In this post, we’re going to look at some of the more peculiar statistics and happenings from the 2018 series.
- Chris Sale became the first pitcher (since Hall of Famer Hal Newhouser of the Detroit Tigers, in 1945) to get the first and last outs of a World Series.
- When David Price got Manny Machado to fly out to the left field in the sixth inning of Game 2, it began a streak of batters retired by Red Sox pitching that would stretch until the end of the game. It was the longest game-closing streak since Don Larsen’s perfect game for the Yankees in the 1956 World Series (which was also against the Dodgers).

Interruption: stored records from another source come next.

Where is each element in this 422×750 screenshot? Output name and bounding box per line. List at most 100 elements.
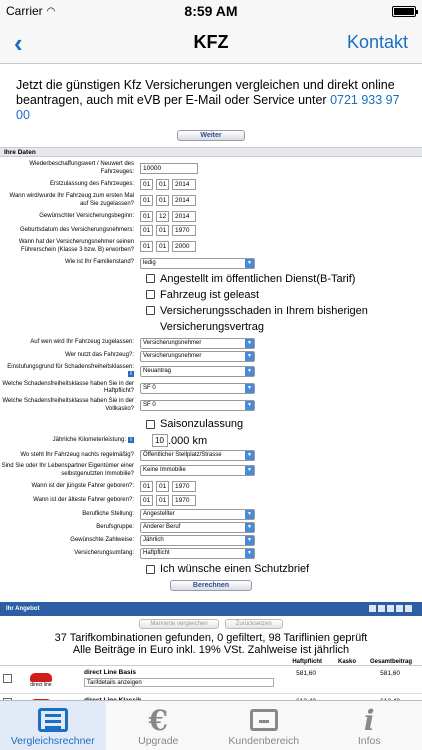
insurance-start-day[interactable]: 01 [140, 211, 153, 223]
first-registration-month[interactable]: 01 [156, 179, 169, 191]
first-registration-day[interactable]: 01 [140, 179, 153, 191]
settings-icon[interactable] [405, 605, 412, 613]
youngest-driver-day[interactable]: 01 [140, 481, 153, 493]
checkbox-season-registration[interactable]: Saisonzulassung [0, 416, 422, 432]
tariff-details-select[interactable]: Tarifdetails anzeigen [84, 678, 274, 688]
contact-button[interactable]: Kontakt [347, 32, 408, 53]
vehicle-user-select[interactable]: Versicherungsnehmer ▼ [140, 350, 255, 362]
tab-kundenbereich[interactable]: Kundenbereich [211, 701, 317, 750]
back-chevron-icon[interactable]: ‹ [14, 30, 23, 56]
column-header: Haftpflicht [292, 659, 322, 666]
compare-selected-button[interactable]: Markierte vergleichen [139, 619, 219, 630]
label-class-reason: Einstufungsgrund für Schadensfreiheitskl… [7, 363, 134, 378]
calculate-button[interactable]: Berechnen [169, 579, 253, 591]
youngest-driver-year[interactable]: 1970 [172, 481, 196, 493]
tab-infos[interactable]: i Infos [317, 701, 422, 750]
row-checkbox[interactable] [3, 674, 12, 684]
insurance-start-year[interactable]: 2014 [172, 211, 196, 223]
license-day[interactable]: 01 [140, 241, 153, 253]
label-vehicle-value: Wiederbeschaffungswert / Neuwert des Fah… [29, 161, 134, 175]
checkbox-protection-letter[interactable]: Ich wünsche einen Schutzbrief [0, 561, 422, 577]
parking-select[interactable]: Öffentlicher Stellplatz/Strasse ▼ [140, 450, 255, 462]
property-select[interactable]: Keine Immobilie ▼ [140, 465, 255, 477]
label-property: Sind Sie oder Ihr Lebenspartner Eigentüm… [1, 463, 134, 477]
checkbox[interactable] [146, 419, 155, 429]
checkbox-previous-damage[interactable]: Versicherungsschaden in Ihrem bisherigen… [0, 303, 422, 335]
results-header: Ihr Angebot [0, 602, 422, 617]
intro-text: Jetzt die günstigen Kfz Versicherungen v… [16, 78, 400, 122]
chevron-down-icon: ▼ [245, 510, 254, 520]
euro-icon: € [148, 703, 168, 737]
table-row[interactable]: direct line direct Line Basis Tarifdetai… [0, 666, 422, 695]
birth-year[interactable]: 1970 [172, 225, 196, 237]
payment-select[interactable]: Jährlich ▼ [140, 535, 255, 547]
own-registration-month[interactable]: 01 [156, 195, 169, 207]
profession-select[interactable]: Anderer Beruf ▼ [140, 522, 255, 534]
carrier: Carrier ◠ [6, 4, 56, 18]
chevron-down-icon: ▼ [245, 549, 254, 559]
family-status-select[interactable]: ledig ▼ [140, 257, 255, 269]
print-icon[interactable] [369, 605, 376, 613]
vehicle-value-input[interactable]: 10000 [140, 163, 198, 175]
annual-km-input[interactable]: 10 [152, 434, 168, 448]
info-icon[interactable]: i [128, 436, 134, 443]
license-month[interactable]: 01 [156, 241, 169, 253]
chevron-down-icon: ▼ [245, 366, 254, 376]
save-icon[interactable] [387, 605, 394, 613]
label-vehicle-user: Wer nutzt das Fahrzeug?: [65, 352, 134, 359]
checkbox[interactable] [146, 564, 155, 574]
chevron-down-icon: ▼ [245, 523, 254, 533]
sf-casco-select[interactable]: SF 0 ▼ [140, 400, 255, 412]
insurance-start-month[interactable]: 12 [156, 211, 169, 223]
calculator-form: Wiederbeschaffungswert / Neuwert des Fah… [0, 157, 422, 592]
battery-icon [392, 5, 418, 17]
sf-liability-select[interactable]: SF 0 ▼ [140, 382, 255, 394]
label-family-status: Wie ist Ihr Familienstand? [64, 259, 134, 266]
help-icon[interactable] [396, 605, 403, 613]
birth-day[interactable]: 01 [140, 225, 153, 237]
oldest-driver-day[interactable]: 01 [140, 495, 153, 507]
insurer-logo: direct line [16, 669, 66, 691]
chevron-down-icon: ▼ [245, 383, 254, 393]
birth-month[interactable]: 01 [156, 225, 169, 237]
chevron-down-icon: ▼ [245, 536, 254, 546]
position-select[interactable]: Angestellter ▼ [140, 509, 255, 521]
tab-vergleichsrechner[interactable]: Vergleichsrechner [0, 701, 106, 750]
email-icon[interactable] [378, 605, 385, 613]
weiter-button[interactable]: Weiter [177, 129, 245, 141]
label-first-registration: Erstzulassung des Fahrzeuges: [49, 180, 134, 187]
label-insurance-start: Gewünschter Versicherungsbeginn: [39, 213, 134, 220]
info-icon[interactable]: i [128, 371, 134, 378]
checkbox-public-service[interactable]: Angestellt im öffentlichen Dienst(B-Tari… [0, 271, 422, 287]
liability-value: 581,60 [296, 670, 316, 678]
class-reason-select[interactable]: Neuantrag ▼ [140, 365, 255, 377]
column-header: Gesamtbeitrag [369, 659, 412, 666]
status-time: 8:59 AM [184, 3, 238, 19]
status-bar: Carrier ◠ 8:59 AM [0, 0, 422, 22]
reset-button[interactable]: Zurücksetzen [224, 619, 283, 630]
checkbox[interactable] [146, 305, 155, 315]
label-profession: Berufsgruppe: [96, 524, 134, 531]
registered-to-select[interactable]: Versicherungsnehmer ▼ [140, 337, 255, 349]
label-youngest-driver: Wann ist der jüngste Fahrer geboren?: [31, 483, 134, 490]
results-toolbar [369, 605, 412, 613]
label-own-registration: Wann wird/wurde Ihr Fahrzeug zum ersten … [9, 193, 135, 207]
youngest-driver-month[interactable]: 01 [156, 481, 169, 493]
license-year[interactable]: 2000 [172, 241, 196, 253]
first-registration-year[interactable]: 2014 [172, 179, 196, 191]
checkbox[interactable] [146, 274, 155, 284]
checkbox-leased[interactable]: Fahrzeug ist geleast [0, 287, 422, 303]
oldest-driver-year[interactable]: 1970 [172, 495, 196, 507]
inbox-icon [249, 709, 278, 731]
own-registration-day[interactable]: 01 [140, 195, 153, 207]
checkbox[interactable] [146, 290, 155, 300]
own-registration-year[interactable]: 2014 [172, 195, 196, 207]
tab-upgrade[interactable]: € Upgrade [106, 701, 212, 750]
label-position: Berufliche Stellung: [82, 511, 134, 518]
scope-select[interactable]: Haftpflicht ▼ [140, 548, 255, 560]
oldest-driver-month[interactable]: 01 [156, 495, 169, 507]
label-oldest-driver: Wann ist der älteste Fahrer geboren?: [33, 497, 134, 504]
label-birth-date: Geburtsdatum des Versicherungsnehmers: [19, 227, 134, 234]
chevron-down-icon: ▼ [245, 466, 254, 476]
label-sf-casco: Welche Schadensfreiheitsklasse haben Sie… [2, 397, 134, 412]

- The Red Sox shook off their Game 3 loss in 18 innings to win Game 4 later in the day.
- World Series MVP Steve Pearce totaled three home runs over the course of Games 4 and 5. In doing so, he matched the World Series career total of David Ortiz, who also had three (playing in three World Series’).
- Because of Pearce’s multi-home run in Game 5, he was placed on an elite list of other players who have also achieved this same thing in a World Series-clinching game. Of the 10 other players to do it, nine are in the Hall of Fame – with the exception of Kirk Gibson.
- The historically long 18-inning Game 3 took more than seven hours to finish, setting a playoff record. That was underscored by the fact that Game 3 took longer in total time than the entire 1939 World Series, which took a total of 7 hours and 5 minutes.
- Until this series, Bernie Carbo was the only Red Sox pinch hitter to ever hit a three-run home run in a World Series. He did so in the famous Game 6 of the 1975 World Series, which ended with Carlton Fisk’s walk-off.
Do you see a theme with these statistics? To start, it’s all stats from the Boston Red Sox. Does that mean that this is what brought Boston to win the championships? Maybe. Maybe not. There’s part of me that wants to say that it has a lot to do with talent. But if we look at these statistics, there’s also something to be said about luck. Isn’t there? I still stand by my assertion that the series was a bit bland, but these statistics prove that it was interesting, overall. Especially if you’re like me and you nerd out over statistics.